Pour Habib Ayeb, le problème est politique et économique. Il pointe du doigt la demande de rendement, à laquelle les semences locales tunisiennes ou les anciennes méthodes de production de produits alimentaires ne peuvent pas répondre. “Il y a une religion qui est née avec le capitalisme et l'extension des marchés de la consommation et du productivisme : c'est la religion du rendement”, dénonce-t-il.

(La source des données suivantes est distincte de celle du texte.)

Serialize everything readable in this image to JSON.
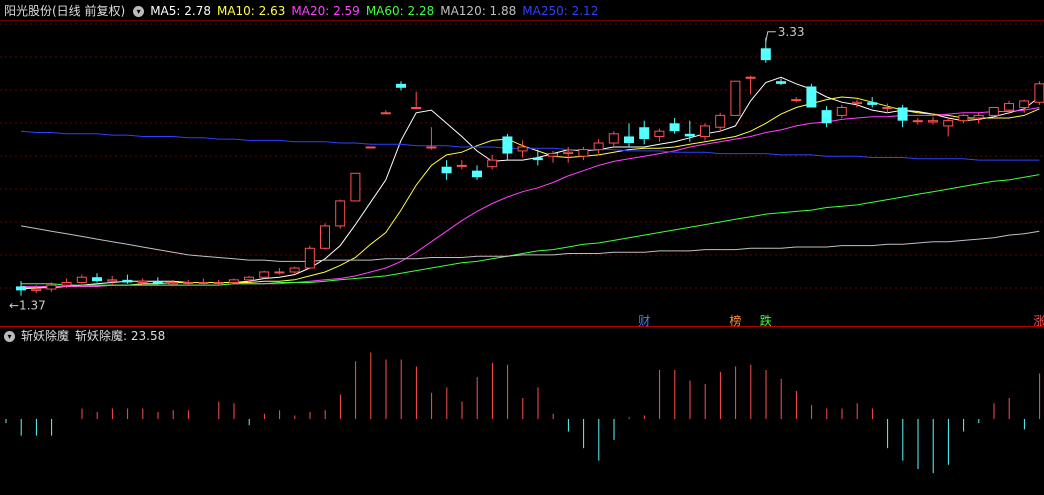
{
  "header": {
    "stock_title": "阳光股份(日线 前复权)",
    "ma5_label": "MA5: 2.78",
    "ma10_label": "MA10: 2.63",
    "ma20_label": "MA20: 2.59",
    "ma60_label": "MA60: 2.28",
    "ma120_label": "MA120: 1.88",
    "ma250_label": "MA250: 2.12"
  },
  "indicator": {
    "title": "斩妖除魔",
    "value_label": "斩妖除魔: 23.58"
  },
  "colors": {
    "background": "#000000",
    "up": "#ff5050",
    "down": "#54ffff",
    "ma5": "#ffffff",
    "ma10": "#ffff40",
    "ma20": "#ff40ff",
    "ma60": "#40ff40",
    "ma120": "#c0c0c0",
    "ma250": "#3040ff",
    "grid": "#6a0000"
  },
  "chart_data": [
    {
      "type": "candlestick",
      "title": "阳光股份(日线 前复权)",
      "ylim": [
        1.2,
        3.45
      ],
      "high_label": "3.33",
      "low_label": "1.37",
      "markers": [
        {
          "index": 41,
          "text": "财",
          "color": "#4080ff"
        },
        {
          "index": 47,
          "text": "榜",
          "color": "#ff9040"
        },
        {
          "index": 49,
          "text": "跌",
          "color": "#40ff40"
        },
        {
          "index": 67,
          "text": "涨",
          "color": "#ff5050"
        }
      ],
      "ohlc": [
        [
          1.44,
          1.48,
          1.37,
          1.41
        ],
        [
          1.41,
          1.45,
          1.39,
          1.42
        ],
        [
          1.42,
          1.47,
          1.4,
          1.45
        ],
        [
          1.45,
          1.5,
          1.43,
          1.47
        ],
        [
          1.47,
          1.53,
          1.46,
          1.51
        ],
        [
          1.51,
          1.54,
          1.47,
          1.48
        ],
        [
          1.48,
          1.52,
          1.45,
          1.49
        ],
        [
          1.49,
          1.53,
          1.46,
          1.47
        ],
        [
          1.47,
          1.5,
          1.45,
          1.48
        ],
        [
          1.48,
          1.51,
          1.46,
          1.46
        ],
        [
          1.46,
          1.49,
          1.44,
          1.47
        ],
        [
          1.47,
          1.49,
          1.45,
          1.47
        ],
        [
          1.47,
          1.5,
          1.45,
          1.47
        ],
        [
          1.47,
          1.49,
          1.45,
          1.47
        ],
        [
          1.47,
          1.5,
          1.46,
          1.49
        ],
        [
          1.49,
          1.52,
          1.47,
          1.51
        ],
        [
          1.51,
          1.56,
          1.5,
          1.55
        ],
        [
          1.55,
          1.58,
          1.53,
          1.55
        ],
        [
          1.55,
          1.59,
          1.54,
          1.58
        ],
        [
          1.58,
          1.75,
          1.57,
          1.73
        ],
        [
          1.73,
          1.92,
          1.72,
          1.9
        ],
        [
          1.9,
          2.1,
          1.88,
          2.09
        ],
        [
          2.09,
          2.3,
          2.09,
          2.3
        ],
        [
          2.5,
          2.5,
          2.5,
          2.5
        ],
        [
          2.76,
          2.78,
          2.76,
          2.76
        ],
        [
          2.98,
          3.0,
          2.93,
          2.95
        ],
        [
          2.8,
          2.92,
          2.8,
          2.8
        ],
        [
          2.5,
          2.65,
          2.48,
          2.5
        ],
        [
          2.35,
          2.4,
          2.25,
          2.3
        ],
        [
          2.36,
          2.4,
          2.33,
          2.36
        ],
        [
          2.32,
          2.36,
          2.25,
          2.27
        ],
        [
          2.35,
          2.44,
          2.33,
          2.4
        ],
        [
          2.58,
          2.6,
          2.4,
          2.45
        ],
        [
          2.47,
          2.55,
          2.42,
          2.5
        ],
        [
          2.42,
          2.48,
          2.36,
          2.4
        ],
        [
          2.43,
          2.47,
          2.38,
          2.45
        ],
        [
          2.45,
          2.5,
          2.38,
          2.46
        ],
        [
          2.43,
          2.5,
          2.4,
          2.48
        ],
        [
          2.48,
          2.56,
          2.45,
          2.53
        ],
        [
          2.53,
          2.62,
          2.5,
          2.6
        ],
        [
          2.58,
          2.68,
          2.5,
          2.53
        ],
        [
          2.65,
          2.7,
          2.52,
          2.56
        ],
        [
          2.58,
          2.64,
          2.54,
          2.62
        ],
        [
          2.68,
          2.72,
          2.6,
          2.62
        ],
        [
          2.6,
          2.7,
          2.54,
          2.58
        ],
        [
          2.58,
          2.68,
          2.55,
          2.66
        ],
        [
          2.65,
          2.76,
          2.62,
          2.74
        ],
        [
          2.74,
          3.0,
          2.74,
          3.0
        ],
        [
          3.03,
          3.04,
          2.9,
          3.03
        ],
        [
          3.25,
          3.33,
          3.14,
          3.16
        ],
        [
          3.0,
          3.02,
          2.97,
          2.98
        ],
        [
          2.86,
          2.88,
          2.84,
          2.86
        ],
        [
          2.96,
          2.98,
          2.8,
          2.8
        ],
        [
          2.78,
          2.81,
          2.65,
          2.68
        ],
        [
          2.74,
          2.82,
          2.72,
          2.8
        ],
        [
          2.83,
          2.86,
          2.8,
          2.84
        ],
        [
          2.84,
          2.88,
          2.8,
          2.82
        ],
        [
          2.8,
          2.83,
          2.76,
          2.8
        ],
        [
          2.8,
          2.82,
          2.65,
          2.7
        ],
        [
          2.7,
          2.72,
          2.67,
          2.7
        ],
        [
          2.69,
          2.73,
          2.67,
          2.7
        ],
        [
          2.66,
          2.72,
          2.58,
          2.7
        ],
        [
          2.7,
          2.75,
          2.68,
          2.74
        ],
        [
          2.72,
          2.76,
          2.68,
          2.74
        ],
        [
          2.74,
          2.8,
          2.72,
          2.8
        ],
        [
          2.78,
          2.85,
          2.75,
          2.83
        ],
        [
          2.8,
          2.86,
          2.76,
          2.85
        ],
        [
          2.84,
          3.0,
          2.82,
          2.98
        ]
      ],
      "series": [
        {
          "name": "MA5",
          "values": [
            1.42,
            1.43,
            1.43,
            1.44,
            1.45,
            1.46,
            1.47,
            1.48,
            1.48,
            1.48,
            1.48,
            1.47,
            1.47,
            1.47,
            1.47,
            1.48,
            1.5,
            1.51,
            1.53,
            1.58,
            1.65,
            1.75,
            1.91,
            2.08,
            2.25,
            2.55,
            2.76,
            2.78,
            2.68,
            2.58,
            2.47,
            2.39,
            2.4,
            2.4,
            2.42,
            2.45,
            2.48,
            2.47,
            2.48,
            2.5,
            2.5,
            2.5,
            2.52,
            2.54,
            2.57,
            2.6,
            2.62,
            2.66,
            2.85,
            2.99,
            3.03,
            2.98,
            2.94,
            2.88,
            2.84,
            2.82,
            2.78,
            2.76,
            2.78,
            2.77,
            2.75,
            2.72,
            2.7,
            2.71,
            2.73,
            2.76,
            2.79,
            2.88
          ]
        },
        {
          "name": "MA10",
          "values": [
            1.43,
            1.43,
            1.44,
            1.44,
            1.44,
            1.44,
            1.45,
            1.45,
            1.46,
            1.46,
            1.47,
            1.47,
            1.47,
            1.47,
            1.47,
            1.47,
            1.48,
            1.48,
            1.49,
            1.52,
            1.55,
            1.6,
            1.66,
            1.76,
            1.85,
            2.02,
            2.21,
            2.36,
            2.44,
            2.46,
            2.51,
            2.55,
            2.56,
            2.51,
            2.47,
            2.43,
            2.42,
            2.43,
            2.44,
            2.46,
            2.48,
            2.49,
            2.49,
            2.5,
            2.52,
            2.54,
            2.56,
            2.58,
            2.62,
            2.68,
            2.75,
            2.8,
            2.83,
            2.86,
            2.88,
            2.87,
            2.84,
            2.81,
            2.78,
            2.76,
            2.75,
            2.74,
            2.72,
            2.72,
            2.72,
            2.72,
            2.74,
            2.79
          ]
        },
        {
          "name": "MA20",
          "values": [
            1.44,
            1.44,
            1.44,
            1.44,
            1.44,
            1.44,
            1.45,
            1.45,
            1.45,
            1.45,
            1.45,
            1.45,
            1.45,
            1.45,
            1.46,
            1.46,
            1.46,
            1.46,
            1.47,
            1.48,
            1.49,
            1.5,
            1.52,
            1.55,
            1.58,
            1.63,
            1.7,
            1.78,
            1.86,
            1.94,
            2.01,
            2.07,
            2.12,
            2.16,
            2.19,
            2.23,
            2.28,
            2.32,
            2.36,
            2.39,
            2.41,
            2.43,
            2.45,
            2.47,
            2.5,
            2.52,
            2.54,
            2.56,
            2.58,
            2.61,
            2.63,
            2.66,
            2.68,
            2.69,
            2.71,
            2.72,
            2.73,
            2.73,
            2.74,
            2.74,
            2.74,
            2.75,
            2.76,
            2.76,
            2.77,
            2.77,
            2.78,
            2.8
          ]
        },
        {
          "name": "MA60",
          "values": [
            1.46,
            1.46,
            1.46,
            1.45,
            1.45,
            1.45,
            1.45,
            1.45,
            1.45,
            1.45,
            1.45,
            1.45,
            1.45,
            1.45,
            1.46,
            1.46,
            1.46,
            1.47,
            1.47,
            1.47,
            1.48,
            1.49,
            1.5,
            1.51,
            1.52,
            1.54,
            1.56,
            1.58,
            1.6,
            1.62,
            1.63,
            1.65,
            1.67,
            1.69,
            1.71,
            1.72,
            1.74,
            1.76,
            1.77,
            1.79,
            1.81,
            1.83,
            1.85,
            1.87,
            1.89,
            1.91,
            1.93,
            1.95,
            1.97,
            1.99,
            2.0,
            2.01,
            2.02,
            2.04,
            2.05,
            2.06,
            2.08,
            2.1,
            2.12,
            2.14,
            2.16,
            2.18,
            2.2,
            2.22,
            2.24,
            2.25,
            2.27,
            2.29
          ]
        },
        {
          "name": "MA120",
          "values": [
            1.9,
            1.88,
            1.86,
            1.84,
            1.82,
            1.8,
            1.78,
            1.76,
            1.74,
            1.72,
            1.7,
            1.68,
            1.67,
            1.66,
            1.65,
            1.64,
            1.64,
            1.63,
            1.63,
            1.63,
            1.64,
            1.64,
            1.64,
            1.64,
            1.65,
            1.65,
            1.65,
            1.66,
            1.66,
            1.66,
            1.67,
            1.67,
            1.67,
            1.68,
            1.68,
            1.68,
            1.69,
            1.69,
            1.69,
            1.7,
            1.7,
            1.7,
            1.71,
            1.71,
            1.71,
            1.72,
            1.72,
            1.72,
            1.73,
            1.73,
            1.73,
            1.74,
            1.74,
            1.74,
            1.75,
            1.75,
            1.75,
            1.76,
            1.76,
            1.77,
            1.78,
            1.78,
            1.79,
            1.8,
            1.81,
            1.83,
            1.84,
            1.86
          ]
        },
        {
          "name": "MA250",
          "values": [
            2.62,
            2.61,
            2.61,
            2.6,
            2.6,
            2.6,
            2.59,
            2.59,
            2.58,
            2.58,
            2.58,
            2.57,
            2.57,
            2.56,
            2.56,
            2.55,
            2.55,
            2.55,
            2.54,
            2.54,
            2.54,
            2.53,
            2.53,
            2.52,
            2.52,
            2.52,
            2.51,
            2.51,
            2.51,
            2.5,
            2.5,
            2.5,
            2.49,
            2.49,
            2.49,
            2.49,
            2.48,
            2.48,
            2.48,
            2.48,
            2.47,
            2.47,
            2.47,
            2.46,
            2.46,
            2.46,
            2.45,
            2.45,
            2.45,
            2.45,
            2.44,
            2.44,
            2.44,
            2.43,
            2.43,
            2.43,
            2.42,
            2.42,
            2.42,
            2.41,
            2.41,
            2.41,
            2.41,
            2.4,
            2.4,
            2.4,
            2.4,
            2.4
          ]
        }
      ]
    },
    {
      "type": "bar",
      "title": "斩妖除魔",
      "ylim": [
        -24,
        40
      ],
      "values": [
        -2,
        -8,
        -8,
        -8,
        0,
        6,
        4,
        6,
        6,
        6,
        4,
        5,
        5,
        0,
        10,
        9,
        -3,
        3,
        5,
        2,
        4,
        5,
        14,
        33,
        38,
        34,
        34,
        30,
        15,
        18,
        10,
        24,
        32,
        31,
        12,
        18,
        3,
        -6,
        -14,
        -20,
        -10,
        1,
        2,
        28,
        28,
        22,
        20,
        27,
        30,
        31,
        28,
        23,
        16,
        8,
        6,
        6,
        9,
        6,
        -14,
        -20,
        -24,
        -26,
        -22,
        -6,
        -2,
        9,
        12,
        -5,
        26
      ]
    }
  ]
}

Ainsi, même si tous les agriculteur·trices tunisien·nes se mettaient à cultiver des semences paysannes, à la manière de Lella Kmar ou de Saber Zouani, cela ne suffirait pas à résoudre la crise structurelle du secteur agricole en Tunisie. “Je ne suis pas contre les formes hybrides et les semences paysannes ont aussi quelques limites”, nuance ainsi Hédil Fraihi.
“C'est un travail minutieux à faire et la majorité des producteurs et des agriculteurs n'ont pas cette technicité”, analyse Hédil Fraihi. “Il faut commencer par informer les consommateurs et les agriculteurs”, confirme Saber, “Il y a un grand problème de communication sur les semences paysannes à travers le pays. Petit à petit j’aimerai que l'État encourage les agriculteurs à travailler avec (...) C’est un mode de vie”, résume-t-il.